Enfin, savoir ce qui serait fait de cette expérimentation. Trois ans, comme la loi le prévoit, c’est une durée pertinente pour stabiliser les choses et tirer des enseignements utiles. Six mois avant la fin, un bilan sera remis et nous espérons que son élaboration associera toutes les professions impliquées. C’est une question de légitimité.

Ce bilan devra évaluer les effets positifs et négatifs de l’expérience, ainsi que les leviers et les freins révélés, afin de déterminer les conditions d’une généralisation éventuelle. Les six derniers mois seront donc une étape essentielle du processus au cours de laquelle les parties prenantes échangeront entre elles afin de maturer les conclusions.

G.B. : la profession témoigne d’un véritable volontarisme sur le Oui-Pub, même si nous sommes conscients que cela fait débat et que certains acteurs le redoutent. Il est indéniable que l’expérimentation pourrait précipiter la généralisation du Oui-Pub et les inquiétudes sont normales face à ce changement. Nous pensons néanmoins qu’il faut « crever l’abcès » et qu’il est important d’avoir cette expérimentation pour pouvoir trancher sur des bases objectives.

Quelle va être votre posture pendant les trois années à venir ?

P.J. : Nous resterons vigilants à chacune des étapes :

  • Sélection des collectivités : nous ne surestimons pas notre rôle en ce domaine, puisque c’est la sphère publique qui choisit, nous jugerons donc sur pièce.
  • Déploiement du dispositif expérimental : entre le moment de la sélection des collectivités et le démarrage de l’expérimentation, nous ignorons le temps qui va s’écouler. Il devra être l’occasion d’échanges pour l’ensemble des parties, car il va falloir s’accorder sur la façon dont ce sera fait pour ne pas biaiser les résultats. Ce qui nous protège, ce sont les termes de la loi : une période de trois ans et les autres modalités prévues devraient permettre de dégager des enseignements fiables.

Nos préoccupations majeures tiennent à l’impact économique. Sur nos enseignes bien sûr, mais aussi sur les papetiers, imprimeurs et boîteurs. Également à son corollaire social, car le boitage, pour ne citer que lui, ce sont des emplois locaux dont nous redoutons qu’ils pourraient disparaître.

G.B. : l’expérimentation du Oui-pub ne signe pas la fin des prospectus papiers, c’est important de le dire. Par exemple, dans le cadre de son expérimentation de l’arrêt de la distribution de catalogues en boites aux lettres pour quatre de ses magasins, Carrefour a précisé qu’il était possible de continuer à les recevoir sur demande. Un des enjeux de cette phase de test, c’est de préciser que les clients peuvent continuer à recevoir du papier. Il faut aussi être vigilant sur l’impact environnemental de la dématérialisation des supports de communication et du numérique.

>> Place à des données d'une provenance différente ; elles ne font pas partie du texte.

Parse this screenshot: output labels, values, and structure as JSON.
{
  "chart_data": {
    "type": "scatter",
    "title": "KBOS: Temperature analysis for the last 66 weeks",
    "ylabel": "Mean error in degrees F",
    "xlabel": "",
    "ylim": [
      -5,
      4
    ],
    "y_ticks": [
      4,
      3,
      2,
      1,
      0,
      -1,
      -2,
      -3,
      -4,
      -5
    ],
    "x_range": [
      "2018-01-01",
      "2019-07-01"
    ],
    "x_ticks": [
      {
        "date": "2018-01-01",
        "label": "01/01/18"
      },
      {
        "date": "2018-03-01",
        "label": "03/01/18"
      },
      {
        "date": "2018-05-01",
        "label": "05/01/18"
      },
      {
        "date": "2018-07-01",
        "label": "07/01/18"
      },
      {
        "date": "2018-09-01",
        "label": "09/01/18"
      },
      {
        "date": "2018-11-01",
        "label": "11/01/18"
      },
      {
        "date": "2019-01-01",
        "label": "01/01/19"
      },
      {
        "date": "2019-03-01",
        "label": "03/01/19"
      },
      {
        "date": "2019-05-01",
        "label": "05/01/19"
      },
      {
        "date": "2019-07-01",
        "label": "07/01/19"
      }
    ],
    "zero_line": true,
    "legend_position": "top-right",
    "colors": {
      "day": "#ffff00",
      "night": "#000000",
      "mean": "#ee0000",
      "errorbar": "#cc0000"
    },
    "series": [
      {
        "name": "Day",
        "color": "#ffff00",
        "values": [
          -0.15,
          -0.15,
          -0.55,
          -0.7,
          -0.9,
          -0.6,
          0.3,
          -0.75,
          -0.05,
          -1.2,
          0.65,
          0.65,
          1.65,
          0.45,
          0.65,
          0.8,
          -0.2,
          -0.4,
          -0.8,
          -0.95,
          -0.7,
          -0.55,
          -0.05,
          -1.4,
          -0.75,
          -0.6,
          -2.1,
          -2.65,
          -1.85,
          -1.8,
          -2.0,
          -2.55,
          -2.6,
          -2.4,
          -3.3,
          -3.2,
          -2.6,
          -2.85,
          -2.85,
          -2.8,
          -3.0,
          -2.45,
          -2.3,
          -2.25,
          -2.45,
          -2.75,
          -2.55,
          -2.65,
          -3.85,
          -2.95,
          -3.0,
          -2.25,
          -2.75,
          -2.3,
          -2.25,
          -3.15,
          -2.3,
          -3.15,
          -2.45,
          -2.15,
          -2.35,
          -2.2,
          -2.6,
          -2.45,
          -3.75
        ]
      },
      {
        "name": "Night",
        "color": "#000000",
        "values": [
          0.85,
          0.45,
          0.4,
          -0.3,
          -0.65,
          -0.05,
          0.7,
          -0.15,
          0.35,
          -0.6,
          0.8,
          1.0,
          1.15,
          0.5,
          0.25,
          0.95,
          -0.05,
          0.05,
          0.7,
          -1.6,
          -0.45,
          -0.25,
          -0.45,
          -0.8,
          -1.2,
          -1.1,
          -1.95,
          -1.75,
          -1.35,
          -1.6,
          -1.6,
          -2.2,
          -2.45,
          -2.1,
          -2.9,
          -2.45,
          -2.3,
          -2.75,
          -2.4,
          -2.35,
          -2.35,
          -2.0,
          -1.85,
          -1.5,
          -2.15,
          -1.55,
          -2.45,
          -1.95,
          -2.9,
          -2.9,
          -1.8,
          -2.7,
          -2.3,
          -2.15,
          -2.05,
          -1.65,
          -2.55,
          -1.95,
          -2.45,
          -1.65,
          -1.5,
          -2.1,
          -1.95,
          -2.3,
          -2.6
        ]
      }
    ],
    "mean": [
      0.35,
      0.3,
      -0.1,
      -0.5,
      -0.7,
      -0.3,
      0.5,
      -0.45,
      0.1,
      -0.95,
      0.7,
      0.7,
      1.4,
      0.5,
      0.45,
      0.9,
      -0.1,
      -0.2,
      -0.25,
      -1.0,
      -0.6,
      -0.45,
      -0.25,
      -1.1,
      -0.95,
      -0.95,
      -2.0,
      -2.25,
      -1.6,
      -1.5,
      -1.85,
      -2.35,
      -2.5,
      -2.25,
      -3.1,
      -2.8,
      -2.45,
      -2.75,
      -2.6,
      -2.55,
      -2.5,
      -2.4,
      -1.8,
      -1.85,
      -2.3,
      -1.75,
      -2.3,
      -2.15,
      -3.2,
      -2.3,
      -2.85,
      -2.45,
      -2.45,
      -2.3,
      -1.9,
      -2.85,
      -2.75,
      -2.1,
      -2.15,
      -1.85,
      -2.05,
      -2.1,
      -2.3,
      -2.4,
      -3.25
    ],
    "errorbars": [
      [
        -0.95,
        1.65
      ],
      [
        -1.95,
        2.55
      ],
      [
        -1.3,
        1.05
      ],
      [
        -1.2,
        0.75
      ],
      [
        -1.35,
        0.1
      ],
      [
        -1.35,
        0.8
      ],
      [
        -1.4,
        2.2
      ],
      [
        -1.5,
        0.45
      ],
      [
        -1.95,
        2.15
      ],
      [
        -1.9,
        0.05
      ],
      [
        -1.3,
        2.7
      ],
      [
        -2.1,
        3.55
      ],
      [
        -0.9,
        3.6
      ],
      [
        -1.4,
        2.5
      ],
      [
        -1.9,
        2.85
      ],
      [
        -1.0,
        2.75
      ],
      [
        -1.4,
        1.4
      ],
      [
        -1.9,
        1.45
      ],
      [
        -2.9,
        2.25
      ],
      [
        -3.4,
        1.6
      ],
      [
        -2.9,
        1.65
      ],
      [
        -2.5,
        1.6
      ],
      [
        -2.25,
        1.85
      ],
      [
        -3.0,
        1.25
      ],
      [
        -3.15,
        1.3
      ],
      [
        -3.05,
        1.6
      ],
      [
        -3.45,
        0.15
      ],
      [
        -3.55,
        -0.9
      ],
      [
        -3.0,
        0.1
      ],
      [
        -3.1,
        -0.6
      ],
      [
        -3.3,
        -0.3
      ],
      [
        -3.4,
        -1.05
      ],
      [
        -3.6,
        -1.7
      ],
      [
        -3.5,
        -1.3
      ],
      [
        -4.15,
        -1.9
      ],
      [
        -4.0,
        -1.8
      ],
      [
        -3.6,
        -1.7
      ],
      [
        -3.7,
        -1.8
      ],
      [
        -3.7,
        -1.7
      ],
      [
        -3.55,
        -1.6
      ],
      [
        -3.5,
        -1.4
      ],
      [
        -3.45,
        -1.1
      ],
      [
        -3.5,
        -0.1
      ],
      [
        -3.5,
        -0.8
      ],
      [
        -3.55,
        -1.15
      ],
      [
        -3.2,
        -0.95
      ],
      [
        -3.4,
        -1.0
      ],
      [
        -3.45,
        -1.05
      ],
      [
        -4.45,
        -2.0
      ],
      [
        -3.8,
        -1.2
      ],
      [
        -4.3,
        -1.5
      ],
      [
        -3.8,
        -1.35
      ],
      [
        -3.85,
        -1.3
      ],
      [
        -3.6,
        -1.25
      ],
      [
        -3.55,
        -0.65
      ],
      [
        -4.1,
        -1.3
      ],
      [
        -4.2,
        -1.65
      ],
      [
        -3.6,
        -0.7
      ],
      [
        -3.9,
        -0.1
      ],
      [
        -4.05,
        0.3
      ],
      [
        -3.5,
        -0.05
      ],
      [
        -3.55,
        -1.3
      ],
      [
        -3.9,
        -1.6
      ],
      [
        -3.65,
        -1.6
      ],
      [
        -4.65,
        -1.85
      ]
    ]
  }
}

P.J. : j’ajoute que l’information qui devra être faite auprès des ménages est centrale. Les programmes de fidélité seront utiles pour plus de ciblage et plus de qualification pour des enseignes qui voudraient supprimer le non-adressé.

Le consommateur pourra continuer à recevoir les prospectus s’il applique le Oui-Pub. Il y aura donc de gros efforts de pédagogie à faire sur les villes-test.

Cela signifie que le consommateur restera central ?

P.J. : oui, quand les consommateurs ont été remis au cœur des discussions, ils ont d’ailleurs montré leur attachement au prospectus. Chacun selon ses besoins et ses envies. Et ce sera sans doute encore plus explicite avec le Oui-Pub.

Je crois que cela est très important. In fine, la transition écologique, que tout le monde appelle de ses vœux, se fera avec le consommateur. Pas contre. Et cette expérimentation va dans ce sens. Le débat parlementaire a aussi permis de mettre sur la table le sujet du comparatif numérique vs papier que Giulia mentionnait. Les travaux prévus par la loi à ce sujet seront éclairants.

Comme je vous le disais, nous serons très attentifs. La loi nous semble bonne, mais nous veillerons à ce qu’elle soit respectée pour objectiver les résultats et nous attendons la même chose des autres parties prenantes.